I wanted to be cute when I was younger. I didn't want pokemon to keep their distance or watch me with fear. I wanted to be normal. I didn't have a shot at being normal, though. It was too out of my league. Xylia, though, she could have had as many friends as she wanted if she didn't hang out with me. That wasn't what she wanted, though. We found each other when we were both tiny and helpless. We kept each other warm and safe. She washed me off after I found meat to eat and made sure my feathers weren't matted with mud. She was my keeper and she paid for it with social isolation. It's not a good thing. I wish she could have had as many friends as she deserved. I wish she could have left me behind and unburdened herself.

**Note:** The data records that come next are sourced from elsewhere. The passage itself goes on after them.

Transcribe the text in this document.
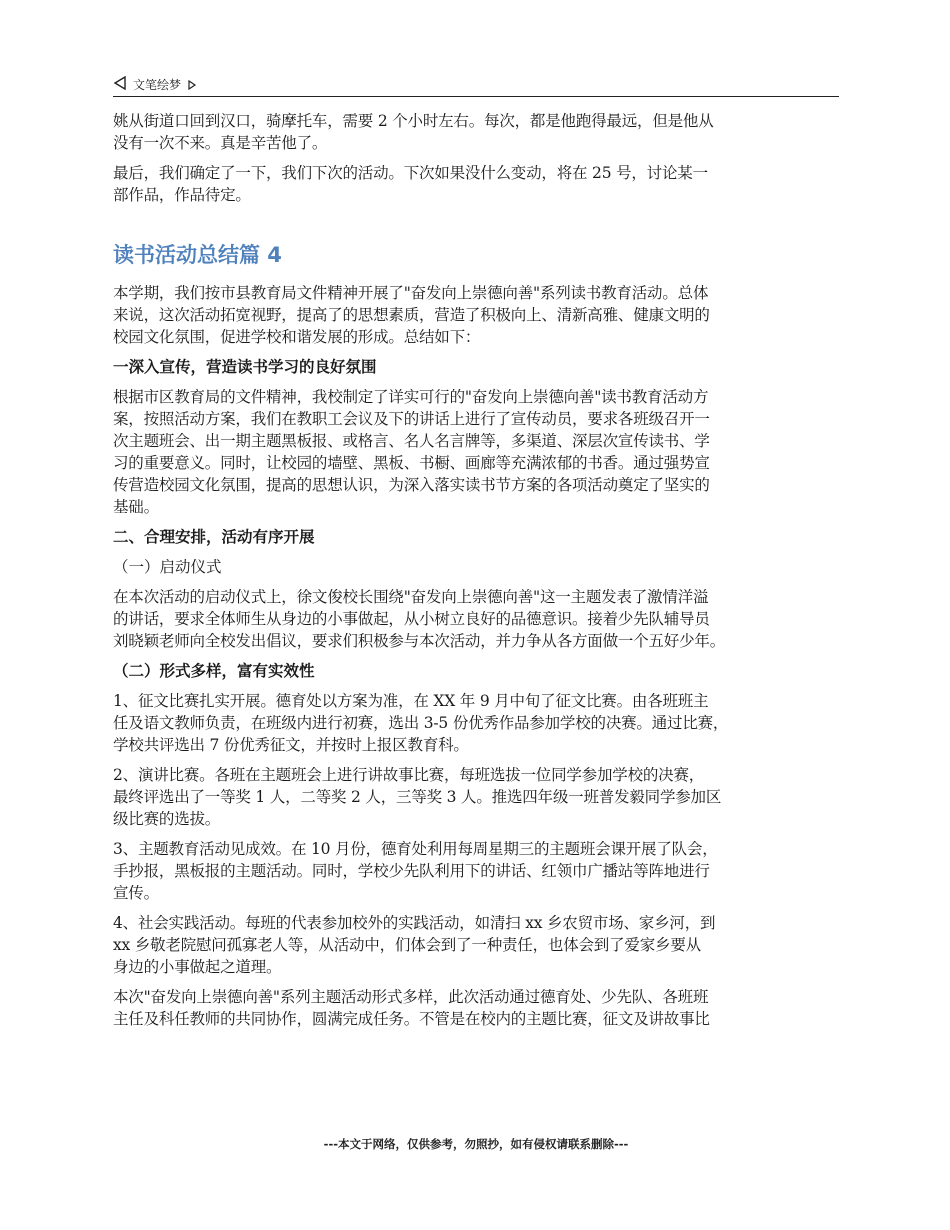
文笔绘梦
姚从街道口回到汉口，骑摩托车，需要 2 个小时左右。每次，都是他跑得最远，但是他从
没有一次不来。真是辛苦他了。
最后，我们确定了一下，我们下次的活动。下次如果没什么变动，将在 25 号，讨论某一
部作品，作品待定。
读书活动总结篇 4
本学期，我们按市县教育局文件精神开展了"奋发向上崇德向善"系列读书教育活动。总体
来说，这次活动拓宽视野，提高了的思想素质，营造了积极向上、清新高雅、健康文明的
校园文化氛围，促进学校和谐发展的形成。总结如下：
一深入宣传，营造读书学习的良好氛围
根据市区教育局的文件精神，我校制定了详实可行的"奋发向上崇德向善"读书教育活动方
案，按照活动方案，我们在教职工会议及下的讲话上进行了宣传动员，要求各班级召开一
次主题班会、出一期主题黑板报、或格言、名人名言牌等，多渠道、深层次宣传读书、学
习的重要意义。同时，让校园的墙壁、黑板、书橱、画廊等充满浓郁的书香。通过强势宣
传营造校园文化氛围，提高的思想认识，为深入落实读书节方案的各项活动奠定了坚实的
基础。
二、合理安排，活动有序开展
（一）启动仪式
在本次活动的启动仪式上，徐文俊校长围绕"奋发向上崇德向善"这一主题发表了激情洋溢
的讲话，要求全体师生从身边的小事做起，从小树立良好的品德意识。接着少先队辅导员
刘晓颖老师向全校发出倡议，要求们积极参与本次活动，并力争从各方面做一个五好少年。
（二）形式多样，富有实效性
1、征文比赛扎实开展。德育处以方案为准，在 XX 年 9 月中旬了征文比赛。由各班班主
任及语文教师负责，在班级内进行初赛，选出 3-5 份优秀作品参加学校的决赛。通过比赛，
学校共评选出 7 份优秀征文，并按时上报区教育科。
2、演讲比赛。各班在主题班会上进行讲故事比赛，每班选拔一位同学参加学校的决赛，
最终评选出了一等奖 1 人，二等奖 2 人，三等奖 3 人。推选四年级一班普发毅同学参加区
级比赛的选拔。
3、主题教育活动见成效。在 10 月份，德育处利用每周星期三的主题班会课开展了队会，
手抄报，黑板报的主题活动。同时，学校少先队利用下的讲话、红领巾广播站等阵地进行
宣传。
4、社会实践活动。每班的代表参加校外的实践活动，如清扫 xx 乡农贸市场、家乡河，到
xx 乡敬老院慰问孤寡老人等，从活动中，们体会到了一种责任，也体会到了爱家乡要从
身边的小事做起之道理。
本次"奋发向上崇德向善"系列主题活动形式多样，此次活动通过德育处、少先队、各班班
主任及科任教师的共同协作，圆满完成任务。不管是在校内的主题比赛，征文及讲故事比
---本文于网络，仅供参考，勿照抄，如有侵权请联系删除---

I wished it with all my heart, but I didn't want it one bit. She was my only friend and the only pokemon I'd ever known. Nobody else talked to me. Nobody else cared about me. Nobody else told me I'd get those ghosts next time, don't worry. And, I know I shouldn't be selfish, and I know that you're supposed to want the ones you love to get everything they deserve, even if it means they get it without you. But. I could never bring myself to really want that. I pretended I would be happy as long as she was happy. I pretended as well as I could.

The truth of the matter was, I wanted Xylia to stay with me, even if it meant she wasn't reaching her real potential. And knowing that? Knowing that, after everything she did for me and all the sacrifices she made? That I couldn't bring myself to want what was best for her? It reminded me of how much of a monster I really was.